In March, it’s time to celebrate Women’s History Month. It’s an important occasion, standing for acknowledgement, validation, and honoring the contributions made by women all around the world. Like all other industries, this reaches us here in the coffee world, too. Let’s talk about it.
It Started with International Women’s Day
Women’s History Month started with International Women’s Day, which was first observed in the early 1900’s. International Women’s Day marked an important step forward, becoming a symbol for women’s rights worldwide. In many countries, it’s even an official holiday. In the United States, this elevated to Women’s History Week in 1980 when President Jimmy Carter declared:
Too often the women were unsung and sometimes their contributions went unnoticed. But the achievements, leadership, courage, strength and love of the women who built America was as vital as that of the men whose names we know so well.
By the late 80’s, Congress went on to pass joint resolutions to assign Women’s History Week to a specific week in March. While this was happening, schools around the United States were already celebrating their own Women’s History Month. By 1987, in light of the work done by the National Women’s History Project, Congress passed Pub. L. 100-9, officially making March Women’s History Month.
Every year since, our Presidents have issued proclamations affirming March to be Women’s History Month. If you’re curious, you can see those proclamations listed here. Just as well, each year, the National Women’s History Project declares a specific theme for each Women’s History month. For 2021, the theme was “Valiant Women of the Vote: Refusing to Be Silenced.”

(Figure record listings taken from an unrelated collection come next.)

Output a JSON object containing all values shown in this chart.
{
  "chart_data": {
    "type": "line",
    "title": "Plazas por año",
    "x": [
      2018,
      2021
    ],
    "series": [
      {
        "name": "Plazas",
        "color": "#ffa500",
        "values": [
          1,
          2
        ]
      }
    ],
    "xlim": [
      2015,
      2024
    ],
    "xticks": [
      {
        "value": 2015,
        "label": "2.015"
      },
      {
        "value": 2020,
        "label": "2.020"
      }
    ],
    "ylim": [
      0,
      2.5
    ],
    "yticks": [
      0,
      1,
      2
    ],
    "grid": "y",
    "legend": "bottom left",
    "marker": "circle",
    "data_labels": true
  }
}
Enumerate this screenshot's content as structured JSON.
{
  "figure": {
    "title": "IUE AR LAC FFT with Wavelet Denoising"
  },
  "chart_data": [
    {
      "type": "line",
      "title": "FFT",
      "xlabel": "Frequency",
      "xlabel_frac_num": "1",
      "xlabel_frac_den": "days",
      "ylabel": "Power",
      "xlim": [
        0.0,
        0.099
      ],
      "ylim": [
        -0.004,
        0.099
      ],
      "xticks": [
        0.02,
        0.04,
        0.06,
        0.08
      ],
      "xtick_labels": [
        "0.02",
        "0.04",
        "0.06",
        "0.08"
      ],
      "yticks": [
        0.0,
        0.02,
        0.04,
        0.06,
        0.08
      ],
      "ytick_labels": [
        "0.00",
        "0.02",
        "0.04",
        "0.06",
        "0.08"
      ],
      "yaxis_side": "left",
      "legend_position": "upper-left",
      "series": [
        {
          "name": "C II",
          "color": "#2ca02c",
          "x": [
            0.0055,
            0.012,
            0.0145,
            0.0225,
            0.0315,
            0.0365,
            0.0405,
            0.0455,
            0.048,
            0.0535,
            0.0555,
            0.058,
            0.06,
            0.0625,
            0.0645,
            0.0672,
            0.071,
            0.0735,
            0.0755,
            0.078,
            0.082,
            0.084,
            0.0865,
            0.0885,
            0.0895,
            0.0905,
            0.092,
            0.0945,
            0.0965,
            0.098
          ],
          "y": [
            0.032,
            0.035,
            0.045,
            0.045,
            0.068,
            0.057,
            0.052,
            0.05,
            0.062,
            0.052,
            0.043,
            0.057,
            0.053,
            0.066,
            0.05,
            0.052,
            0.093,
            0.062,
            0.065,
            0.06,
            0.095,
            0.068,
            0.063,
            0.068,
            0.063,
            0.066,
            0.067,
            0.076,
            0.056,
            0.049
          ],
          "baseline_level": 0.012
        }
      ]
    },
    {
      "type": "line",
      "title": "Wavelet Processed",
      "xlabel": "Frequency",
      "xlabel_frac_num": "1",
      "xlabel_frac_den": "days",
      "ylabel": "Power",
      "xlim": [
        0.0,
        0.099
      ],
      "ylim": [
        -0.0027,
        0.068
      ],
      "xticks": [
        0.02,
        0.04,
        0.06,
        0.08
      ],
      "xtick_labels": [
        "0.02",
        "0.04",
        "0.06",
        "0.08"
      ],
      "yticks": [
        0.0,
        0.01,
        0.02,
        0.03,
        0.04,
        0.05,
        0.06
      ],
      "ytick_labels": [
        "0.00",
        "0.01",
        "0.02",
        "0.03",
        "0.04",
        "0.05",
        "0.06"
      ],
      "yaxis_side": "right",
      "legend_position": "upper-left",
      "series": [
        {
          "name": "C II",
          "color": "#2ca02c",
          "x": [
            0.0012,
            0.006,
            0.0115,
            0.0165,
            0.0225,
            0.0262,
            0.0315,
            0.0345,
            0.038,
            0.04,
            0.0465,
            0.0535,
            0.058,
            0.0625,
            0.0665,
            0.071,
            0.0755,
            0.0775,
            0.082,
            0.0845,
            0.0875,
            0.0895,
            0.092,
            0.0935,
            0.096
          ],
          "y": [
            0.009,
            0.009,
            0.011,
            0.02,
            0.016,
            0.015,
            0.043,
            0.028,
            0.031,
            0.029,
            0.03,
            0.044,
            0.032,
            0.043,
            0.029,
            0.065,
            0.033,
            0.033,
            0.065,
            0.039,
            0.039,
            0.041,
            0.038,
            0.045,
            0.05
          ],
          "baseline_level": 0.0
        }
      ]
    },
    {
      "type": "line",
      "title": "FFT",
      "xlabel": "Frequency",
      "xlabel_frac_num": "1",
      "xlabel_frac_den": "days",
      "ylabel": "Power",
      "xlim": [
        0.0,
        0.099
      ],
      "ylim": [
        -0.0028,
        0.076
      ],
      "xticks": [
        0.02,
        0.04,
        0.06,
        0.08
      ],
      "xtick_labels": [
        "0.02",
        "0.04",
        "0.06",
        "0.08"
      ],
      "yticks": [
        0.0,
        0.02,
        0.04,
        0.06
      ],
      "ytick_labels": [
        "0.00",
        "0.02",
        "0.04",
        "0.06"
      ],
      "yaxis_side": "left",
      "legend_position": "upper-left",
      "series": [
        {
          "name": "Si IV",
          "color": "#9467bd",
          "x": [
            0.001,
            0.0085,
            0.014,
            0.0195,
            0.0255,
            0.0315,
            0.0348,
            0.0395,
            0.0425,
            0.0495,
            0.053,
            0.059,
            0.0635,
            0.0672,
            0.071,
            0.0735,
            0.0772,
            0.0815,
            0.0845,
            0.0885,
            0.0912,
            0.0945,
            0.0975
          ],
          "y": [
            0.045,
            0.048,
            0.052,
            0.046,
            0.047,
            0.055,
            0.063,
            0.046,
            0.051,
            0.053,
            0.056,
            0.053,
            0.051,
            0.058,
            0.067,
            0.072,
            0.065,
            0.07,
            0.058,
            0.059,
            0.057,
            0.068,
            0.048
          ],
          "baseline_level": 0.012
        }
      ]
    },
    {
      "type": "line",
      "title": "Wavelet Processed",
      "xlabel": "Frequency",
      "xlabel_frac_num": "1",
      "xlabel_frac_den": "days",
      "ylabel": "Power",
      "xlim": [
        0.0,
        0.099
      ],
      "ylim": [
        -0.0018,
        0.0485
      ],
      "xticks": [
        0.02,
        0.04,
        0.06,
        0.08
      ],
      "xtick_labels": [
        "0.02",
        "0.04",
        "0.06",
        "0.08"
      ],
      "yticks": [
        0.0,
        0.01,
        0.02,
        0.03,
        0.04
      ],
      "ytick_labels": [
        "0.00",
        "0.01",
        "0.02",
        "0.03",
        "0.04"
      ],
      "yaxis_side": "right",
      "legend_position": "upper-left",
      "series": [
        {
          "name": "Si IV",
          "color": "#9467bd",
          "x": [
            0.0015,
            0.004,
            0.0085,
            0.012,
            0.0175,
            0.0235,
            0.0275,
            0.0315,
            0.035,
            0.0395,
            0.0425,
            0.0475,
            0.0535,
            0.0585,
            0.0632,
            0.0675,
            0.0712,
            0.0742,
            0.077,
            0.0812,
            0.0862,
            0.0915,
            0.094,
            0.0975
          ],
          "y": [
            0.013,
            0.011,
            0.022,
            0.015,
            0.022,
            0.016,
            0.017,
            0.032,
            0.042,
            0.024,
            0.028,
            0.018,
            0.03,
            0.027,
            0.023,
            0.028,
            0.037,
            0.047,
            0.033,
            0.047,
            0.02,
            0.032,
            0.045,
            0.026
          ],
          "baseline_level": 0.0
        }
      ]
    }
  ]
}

Women in the World of Coffee
In any context, it’s imperative that we support women in the fight for equity and equality. In the context of coffee, this remains true. At Whole Latte Love, we are strong proponents of women in the industry and around the world. In fact, it is no exaggeration to say that much of our success has been achieved by women, from the work of our very own team, to the wonderful people we have the opportunity to partner with around the globe.
As a lightning quick example, this blog would not exist if not for the work women did to make it possible. As someone who has the opportunity to write for Whole Latte Love, and may not have had the opportunity if not for the existence of this blog, I am forever grateful.

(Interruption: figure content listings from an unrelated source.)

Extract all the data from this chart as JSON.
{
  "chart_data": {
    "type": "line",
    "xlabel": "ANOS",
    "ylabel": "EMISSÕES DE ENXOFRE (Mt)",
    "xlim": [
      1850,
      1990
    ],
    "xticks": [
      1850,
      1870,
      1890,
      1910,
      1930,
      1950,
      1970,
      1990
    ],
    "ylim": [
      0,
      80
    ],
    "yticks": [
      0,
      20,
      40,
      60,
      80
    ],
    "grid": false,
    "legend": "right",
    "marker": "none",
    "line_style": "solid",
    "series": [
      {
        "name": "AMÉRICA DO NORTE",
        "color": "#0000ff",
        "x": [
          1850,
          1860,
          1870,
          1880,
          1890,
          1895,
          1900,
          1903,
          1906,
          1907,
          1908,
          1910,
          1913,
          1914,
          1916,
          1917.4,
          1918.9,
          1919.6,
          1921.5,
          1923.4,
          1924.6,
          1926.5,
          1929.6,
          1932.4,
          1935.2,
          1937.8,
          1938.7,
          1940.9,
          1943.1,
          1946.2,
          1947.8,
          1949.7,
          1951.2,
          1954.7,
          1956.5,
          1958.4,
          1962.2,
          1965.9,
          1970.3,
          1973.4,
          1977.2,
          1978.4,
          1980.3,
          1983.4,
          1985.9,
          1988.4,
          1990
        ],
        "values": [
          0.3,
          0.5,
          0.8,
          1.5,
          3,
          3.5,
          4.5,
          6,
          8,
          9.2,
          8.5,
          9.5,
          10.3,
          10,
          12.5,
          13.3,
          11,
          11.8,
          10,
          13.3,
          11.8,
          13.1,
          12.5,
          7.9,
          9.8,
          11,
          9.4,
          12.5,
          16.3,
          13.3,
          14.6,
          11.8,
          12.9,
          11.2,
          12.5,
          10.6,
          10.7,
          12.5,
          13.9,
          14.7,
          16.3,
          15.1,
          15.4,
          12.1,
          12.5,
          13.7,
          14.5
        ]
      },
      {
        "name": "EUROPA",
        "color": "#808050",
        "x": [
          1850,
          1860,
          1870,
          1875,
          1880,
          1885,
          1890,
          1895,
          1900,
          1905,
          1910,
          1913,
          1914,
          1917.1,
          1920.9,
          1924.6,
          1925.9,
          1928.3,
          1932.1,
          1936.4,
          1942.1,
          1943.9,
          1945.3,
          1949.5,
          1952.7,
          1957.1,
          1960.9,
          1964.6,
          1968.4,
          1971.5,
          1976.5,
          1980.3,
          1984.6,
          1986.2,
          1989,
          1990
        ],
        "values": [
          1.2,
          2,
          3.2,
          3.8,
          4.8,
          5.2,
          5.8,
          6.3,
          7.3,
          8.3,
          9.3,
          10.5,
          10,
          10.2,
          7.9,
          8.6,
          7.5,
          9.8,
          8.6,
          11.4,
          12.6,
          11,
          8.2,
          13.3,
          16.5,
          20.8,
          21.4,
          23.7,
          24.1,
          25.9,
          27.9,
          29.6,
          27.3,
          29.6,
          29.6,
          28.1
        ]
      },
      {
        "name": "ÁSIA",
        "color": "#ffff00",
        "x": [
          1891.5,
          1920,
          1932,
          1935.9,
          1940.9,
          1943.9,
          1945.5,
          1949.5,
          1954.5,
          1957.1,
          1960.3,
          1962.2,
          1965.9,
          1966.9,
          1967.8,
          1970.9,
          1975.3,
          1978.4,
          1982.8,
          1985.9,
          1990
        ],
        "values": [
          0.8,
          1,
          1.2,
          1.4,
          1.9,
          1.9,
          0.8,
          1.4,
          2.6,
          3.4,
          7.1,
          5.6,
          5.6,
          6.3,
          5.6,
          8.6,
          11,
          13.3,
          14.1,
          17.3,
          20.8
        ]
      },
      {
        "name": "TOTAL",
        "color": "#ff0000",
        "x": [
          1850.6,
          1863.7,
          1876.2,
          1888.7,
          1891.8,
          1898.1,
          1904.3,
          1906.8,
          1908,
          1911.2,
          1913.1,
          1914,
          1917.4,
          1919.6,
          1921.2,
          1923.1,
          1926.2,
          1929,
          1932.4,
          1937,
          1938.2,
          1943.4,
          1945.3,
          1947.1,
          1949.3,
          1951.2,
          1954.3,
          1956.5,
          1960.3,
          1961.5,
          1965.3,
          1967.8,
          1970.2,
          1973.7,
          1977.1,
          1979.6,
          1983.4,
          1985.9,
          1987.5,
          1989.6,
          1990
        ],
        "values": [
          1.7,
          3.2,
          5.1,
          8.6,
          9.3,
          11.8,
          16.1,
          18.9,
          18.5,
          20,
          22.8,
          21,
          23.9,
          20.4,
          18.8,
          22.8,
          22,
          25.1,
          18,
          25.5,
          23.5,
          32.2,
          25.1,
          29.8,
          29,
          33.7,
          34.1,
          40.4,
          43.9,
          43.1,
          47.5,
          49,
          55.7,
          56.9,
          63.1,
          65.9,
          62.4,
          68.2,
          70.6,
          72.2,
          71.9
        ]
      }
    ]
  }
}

With that in mind, I would like to bring your attention to one of the incredible brands we’re proud to be partnered with: Barrie House, coffee roasters who’ve committed themselves to the cause of supporting women in the coffee industry. To quote them:
Barrie House is a strong supporter of women-owned farms and actively leverages our position, and our strategic partners’ position to drive awareness of gender equity, at all levels, in the coffee industry. We are a strong voice to educate our consumers and stakeholders on today’s challenges in the coffee industry and the importance of supporting the entire supply chain so that coffee will be here for many generations to come.
When I was first introduced to Barrie House, I was delighted to find this statement on their Farm Program page. It’s an often overlooked thing, and a stance most don’t take so explicitly, but here they are, throwing the gauntlet in challenge of all struggles faced by women in the industry. It is my sincere hope that more names in the coffee industry show their support as bravely as Barrie House.
If you don’t know already, in the world of coffee, data suggests that the work women do is wildly disproportionate to the level of ownership they have. Put simply, when it comes to growing coffee, you’ll find a much larger percentage of women participating in the workforce rather than leading it. The work that Barrie House does to give women opportunities they would otherwise be precluded from enjoying is incredibly important.
To learn more about them, you can find their history and timeline here.
Till Next Year
Take the time to appreciate the women in your life. Learn more about their struggles. Appreciate the work they need to do (often the extra work they need to do) just to survive, let alone thrive. Do this for the day, the week, the month, and, for what it’s worth, the other months, too. Because the struggle doesn’t stop.